I am sat in my friends beautiful kitchen with a glass of wine and currently a sleeping baby…bliss.
Lately, I have been pondering what it means to gather and what it means to be church.
I am well aware many of you do not attend church, or believe in God for that matter. But you may be fascinated by/interested in/worried for those of us who do?
Church is not always easy…far from it. You are a group of people who can be so different in every aspect of life and you gather together for the most personal reasons.
You may disagree on politics, interests couldn’t be further apart, theology and ideology are on a vast spectrum and yet you meet together once or twice a week. You do life with these people…
And sometimes its awkward, for me this is quite often because I say an inappropriate joke or speak to liberally about things that some people like to keep private…mainly sex. I would like to point out that my husband likes me more because I create these awkward interactions…and that is because he is weird and enjoys the toe-curling cringe moments!
And yet in this mess of people, who include the whole spectrum of embarrassing and weird and wonderful, quiet and loud, straight and narrow (And despite some pretty horrific homophobia in the history of the church… hopefully our incredibly brave and strong LGBT brothers and sisters as well), conservative and raging liberals and all that’s in between when it comes to style, taste and humour. Here you wait on God, you seek the sacred/the more than, you explore, wrestle with doubt and hurt and pain, you are found.

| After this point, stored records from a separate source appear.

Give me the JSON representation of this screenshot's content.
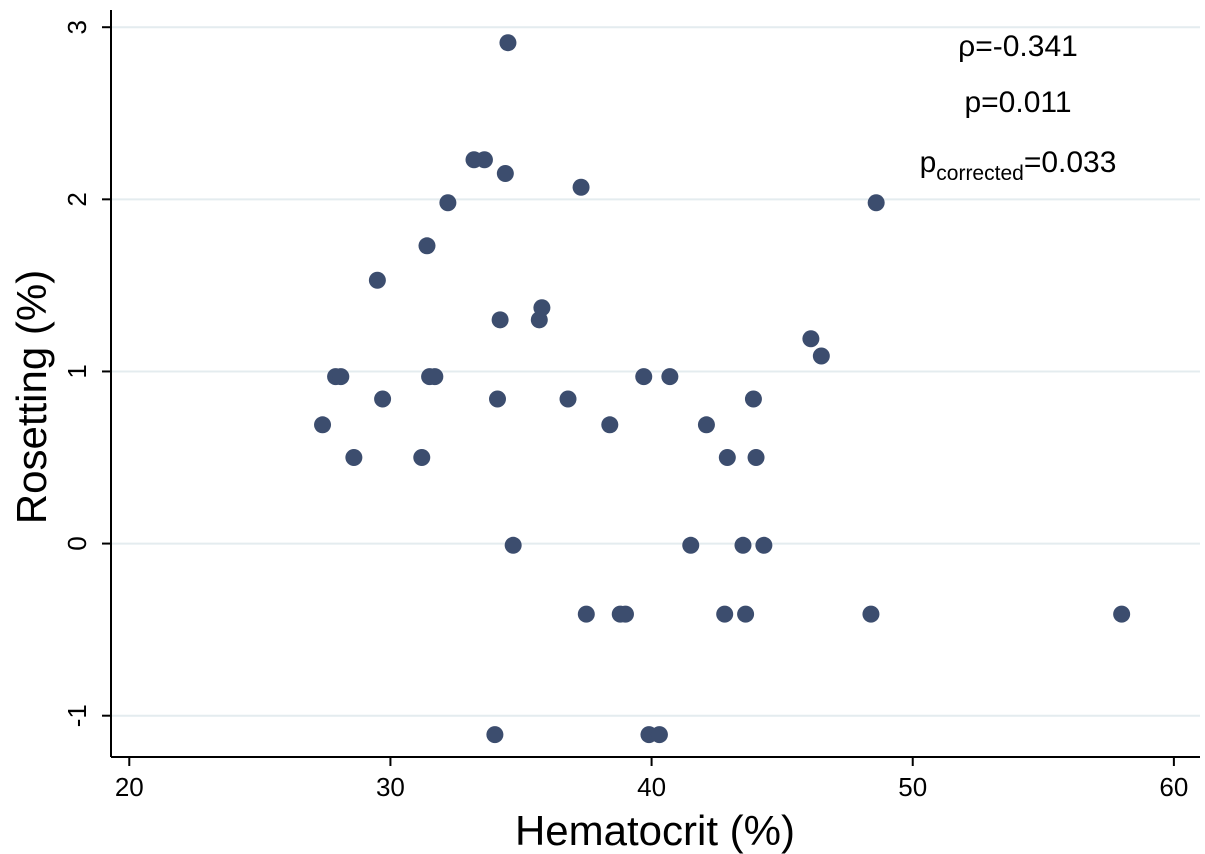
{
  "chart_data": {
    "type": "scatter",
    "xlabel": "Hematocrit (%)",
    "ylabel": "Rosetting (%)",
    "xlim": [
      19.3,
      61.0
    ],
    "ylim": [
      -1.24,
      3.1
    ],
    "x_ticks": [
      20,
      30,
      40,
      50,
      60
    ],
    "y_ticks": [
      -1,
      0,
      1,
      2,
      3
    ],
    "grid": "horizontal",
    "marker_color": "#3c4d6e",
    "grid_color": "#e4ecef",
    "annotations": {
      "rho": "ρ=-0.341",
      "p": "p=0.011",
      "p_corrected_base": "p",
      "p_corrected_sub": "corrected",
      "p_corrected_value": "=0.033"
    },
    "points": [
      {
        "x": 27.4,
        "y": 0.69
      },
      {
        "x": 27.9,
        "y": 0.97
      },
      {
        "x": 28.1,
        "y": 0.97
      },
      {
        "x": 28.6,
        "y": 0.5
      },
      {
        "x": 29.5,
        "y": 1.53
      },
      {
        "x": 29.7,
        "y": 0.84
      },
      {
        "x": 31.2,
        "y": 0.5
      },
      {
        "x": 31.4,
        "y": 1.73
      },
      {
        "x": 31.5,
        "y": 0.97
      },
      {
        "x": 31.7,
        "y": 0.97
      },
      {
        "x": 32.2,
        "y": 1.98
      },
      {
        "x": 33.2,
        "y": 2.23
      },
      {
        "x": 33.6,
        "y": 2.23
      },
      {
        "x": 34.0,
        "y": -1.11
      },
      {
        "x": 34.1,
        "y": 0.84
      },
      {
        "x": 34.2,
        "y": 1.3
      },
      {
        "x": 34.4,
        "y": 2.15
      },
      {
        "x": 34.5,
        "y": 2.91
      },
      {
        "x": 34.7,
        "y": -0.01
      },
      {
        "x": 35.7,
        "y": 1.3
      },
      {
        "x": 35.8,
        "y": 1.37
      },
      {
        "x": 36.8,
        "y": 0.84
      },
      {
        "x": 37.3,
        "y": 2.07
      },
      {
        "x": 37.5,
        "y": -0.41
      },
      {
        "x": 38.4,
        "y": 0.69
      },
      {
        "x": 38.8,
        "y": -0.41
      },
      {
        "x": 39.0,
        "y": -0.41
      },
      {
        "x": 39.7,
        "y": 0.97
      },
      {
        "x": 39.9,
        "y": -1.11
      },
      {
        "x": 40.3,
        "y": -1.11
      },
      {
        "x": 40.7,
        "y": 0.97
      },
      {
        "x": 41.5,
        "y": -0.01
      },
      {
        "x": 42.1,
        "y": 0.69
      },
      {
        "x": 42.8,
        "y": -0.41
      },
      {
        "x": 42.9,
        "y": 0.5
      },
      {
        "x": 43.5,
        "y": -0.01
      },
      {
        "x": 43.6,
        "y": -0.41
      },
      {
        "x": 43.9,
        "y": 0.84
      },
      {
        "x": 44.0,
        "y": 0.5
      },
      {
        "x": 44.3,
        "y": -0.01
      },
      {
        "x": 46.1,
        "y": 1.19
      },
      {
        "x": 46.5,
        "y": 1.09
      },
      {
        "x": 48.4,
        "y": -0.41
      },
      {
        "x": 48.6,
        "y": 1.98
      },
      {
        "x": 58.0,
        "y": -0.41
      }
    ]
  }
}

There is nothing so raw and in such an unimaginable setting.
And yet it is our difference that maybe makes it so powerful. We may have no similarities except for knowing that we are here because of the grace of God.
There is nothing more humbling and releasing than confessing, than letting people pray for you, stand with you, seek God with you.
This is the church…at its best.
Sometimes its hard to access and it is far from perfect.
Sometimes because others put up walls (about who gets to be in or out), or because we make distance or guard ourselves against others seeing us in that vulnerable way. Maybe it is because we have told ourselves that weakness is embarrassing…but is it? That somehow needing support means you have no capabilities or strength…I don’t think it does.
I am in a process of questioning how accessible the church is…and by that I mean how accessible a culture of being raw am I cultivating. How honest and broken do I allow people to be, because I truly believe that is where the divine is.
Am I closed to people because of race, sexual orientation, background, position in society? I wish I wasn’t but I know I can be judgemental. And in ways I sometimes let slip by…for example I am disappointed to admit there have been times when I have shamed people-often conservative christian, wealthy, white men.
Not in a helpful way (I am pretty certain there is no ‘helpful way in shaming someone’)
But in a belittling way, that speaks nothing of Grace and everything of Judgement, which is the same thing I am trying to challenge.
My younger brother once said when he was a child, ‘Jen would love me more if I was gay’-I am not sure if he remembers this (he will probably tell me this isn’t true-but it is, and I think I have the best memory in my family, so I am holding onto this). And although I wouldn’t love him any more or less depending on his sexual orientation, I was desperate as a teen to know and love the marginalised. I got a bit focused on certain groups of people at different times, for example I was very keen to be Jewish. As it turns out, I hope my friends and family who are LGBT and/or Jewish know that I love them because of who they are and not because of their ethnicity/sexual orientation.
I often say, I want people to know the freedom and hope that comes with Faith but I don’t know how the church fits into that? But in saying that I have distanced myself from ‘the church’…which is ridiculous, the church is the body of Christ, which includes me.
If I want to see the church change, I have to be willing to be open to being changed-and that is easier said than done!
So in possibly the most random link, below is the video of my favourite ad…ever. The ad that made me believe I would love Guinness (I didn’t at first…but now don’t mind it…so well done marketing company!)
But it conjures within me a powerful sense of freedom, and relief and the sense that God is not done with me yet and the church is a work in progress.